Travelers are engaged in a never-ending war over long distance calls.

Travelers continually have to develop strategies. The latest gouging tactic seems to be misrepresentation: Telling you that your call will be handled in one way, then handling it in another.

The owner of any phone used by the public, from a simple coin phone in a restaurant to a complex system covering a 1,000-room hotel, can sign with any long distance service. Many sign up with AT&T, MCI or Sprint, but some sign up with small companies that charge much higher rates and rebate a chunk of their take to the phone’s owner. A traveler who bills a call from one of those phones to a hotel room or a credit card pays the high charge. Those charges can be stiff in the U.S.; in foreign hotels, they’re often outlandish.

The U.S. government has ruled that owners of public phones must notify users which long distance company is hooked into each of their telephones. Moreover, the system is set up so that you can always access your own major long distance carrier. All three big U.S. long distance companies have developed “home direct” services that bypass hotels’ systems and connect you with the U.S. carrier’s system. Logically, you’d think those precautions would protect travelers from surprise big bills, but that isn’t always the way things work out.

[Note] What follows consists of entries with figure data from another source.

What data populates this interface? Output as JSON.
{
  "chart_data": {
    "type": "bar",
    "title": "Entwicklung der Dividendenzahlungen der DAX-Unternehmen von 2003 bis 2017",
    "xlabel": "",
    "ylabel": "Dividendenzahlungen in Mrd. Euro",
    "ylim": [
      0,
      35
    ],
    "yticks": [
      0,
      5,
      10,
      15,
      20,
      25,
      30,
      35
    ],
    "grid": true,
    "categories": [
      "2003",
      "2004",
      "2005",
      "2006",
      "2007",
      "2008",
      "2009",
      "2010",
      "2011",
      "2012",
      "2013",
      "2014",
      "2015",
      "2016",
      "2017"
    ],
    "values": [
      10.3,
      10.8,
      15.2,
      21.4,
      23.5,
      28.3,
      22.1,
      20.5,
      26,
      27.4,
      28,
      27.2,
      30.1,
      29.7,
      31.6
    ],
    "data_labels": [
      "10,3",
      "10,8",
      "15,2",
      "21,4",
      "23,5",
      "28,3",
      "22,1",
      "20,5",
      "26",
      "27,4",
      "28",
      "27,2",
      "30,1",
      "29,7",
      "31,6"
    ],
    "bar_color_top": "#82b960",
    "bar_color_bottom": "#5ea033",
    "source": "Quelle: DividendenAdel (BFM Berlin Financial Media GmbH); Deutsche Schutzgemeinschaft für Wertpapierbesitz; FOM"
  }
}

Recently I used a public pay phone for a long distance call. The placard on the phone stated that AT&T would handle long distance service. But when I punched in my phone card numbers, I heard unfamiliar clicking noises, rather than the usual weird hum I get when I go through AT&T. Then an operator came on. When I asked the operator to identify herself and her company, she said she was with a telephone company I’d never heard of. I’ve had similar experiences in other locations.

Are pay phones often mislabeled? I asked that question of an organization that specializes in keeping track of phone rates and monitoring phone abuses. The director said that mislabeling was fairly common. Often, a phone owner initially signs up with one of the major long distance companies, then switches carriers without changing the placard on his telephones.

The phone expert said that many phone owners were not signing up with one of the big companies just long enough to justify the placard, then switching to a company that gouges travelers. But some may be doing that. Only when you receive the bill weeks later will you find that the unknown company is a high-price outfit, he said.

This summer I was in a London hotel where the “guest information” booklet gave instructions about how to reach USA Direct, AT&T’s home-direct service. But when I dialed those numbers, I was connected to a U.S. operator from another long distance company. To test the system, I placed a call of 3 minutes to my office, then went to a coin phone in the lobby and placed another 3-minute call through AT&T. The AT&T call cost $5.99, the hotel’s phone company charged $15.56.

Never assume you’ll get the long-distance carrier listed on a pay phone or a phone in your hotel room. If you don’t recognize the tones or sign-on message of the specified carrier, hang up immediately. In hotels, ask operators how to connect to your preferred carrier. At a public phone, dial the direct access number specified by your carrier.